Hi BuddyBoi21! Sorry for the delay.
I’m going to try and address what you wrote, but if I leave anything out that you want to talk more about, please let me know!
Thank you for sharing more of your story of sexual development. Much of what you’ve described is actually pretty common for many people: unsure of how to express sexuality as children, poor sex education that drills in some problematic heteronormative and/or shameful thoughts about oneself, lack of communication from unsupportive parents… Sex-negative culture really does a number on us! I’m sorry that you, too, grew up in a culture and an environment that didn’t send you positive messages about your sexuality. However, it’s good to reflect on this, because in learning to accept ourselves, we have to understand (to some degree) why we are the way we are.
It was not your fault that you were raised that way/in that environment. Children can’t choose what messages they receive. We rely on our caregivers for that. So when it comes to acceptance of your behaviors and your sexuality, please remember that you didn’t choose how to be raised. You can now choose to be different, to want different things, while accepting that part of why those things feel challenging was because you were raised a certain way. <3
Much of the confusing and negative messaging we receive around sex could also be applied to how we generally relate and communicate with other people. Unfortunately, most people are never taught how to communicate openly and clearly with others (and ESPECIALLY around sex). Even neuro “typical” people struggle to tell each other what they want and need. Sure, some people do use less direct ways of doing that, but I think that often actually ends poorly for one or both parties.
When it comes to integrating your autism with your sexuality - I admire and celebrate your approach to communication, and I hope you can start thinking of it that way too. It may be surprising to people who aren’t used to direct communication, but it’s also the fastest away to ensuring that both you and your partner ACTUALLY get what you want! And it avoids confusion and consent issues. I recognize that some other people may not see that as a turn-on, like you said - but I also think that others WILL enjoy that. For example, that person that liked your directness!

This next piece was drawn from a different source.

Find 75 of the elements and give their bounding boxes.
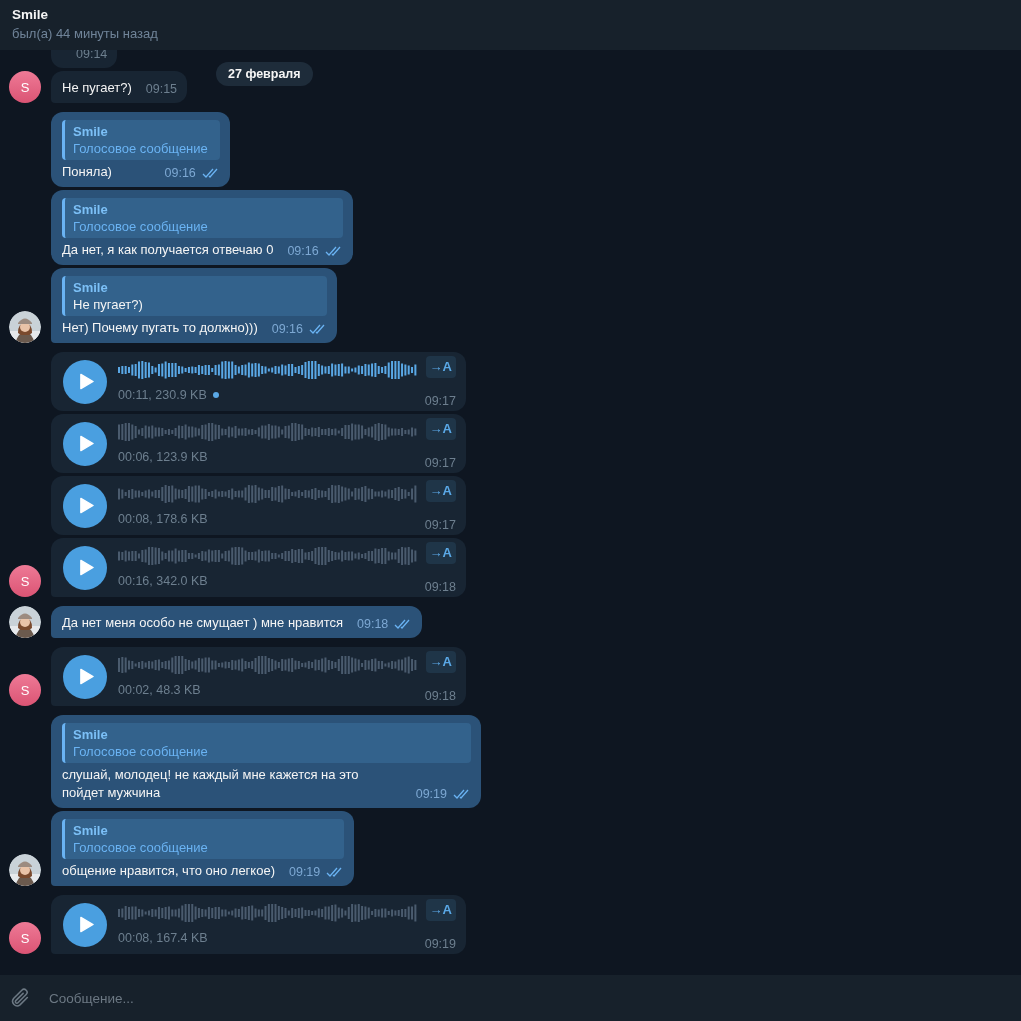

One way to identify people who might be into your directness is to bring it up fairly early on (which it sounds like you may be doing already), and in a positive
way. Your communication style is a strength, not a weird or bad thing. Communicating openly and with detail helps you and your partners understand each other and get what you want - that’s AWESOME! Being open about the pace you’d like to go? I think that’s wonderful. It shows that you know yourself and have taken care to communicate it to others. So letting someone know early that this is just your style and that it's positive can help them put it in that context, too.
One other thing I want to add is that self-acceptance can take some time. When we’ve spent years feeing negatively about aspects of ourselves, it won’t be an overnight shift into feeling great about them. So please see this as part of a journey and don’t be frustrated if some of your feelings stick around. Just be gentle with those feelings.
I want to make sure I’m focusing on things that are helpful to you - can you tell me going forward how I can support you? Are there more questions you have?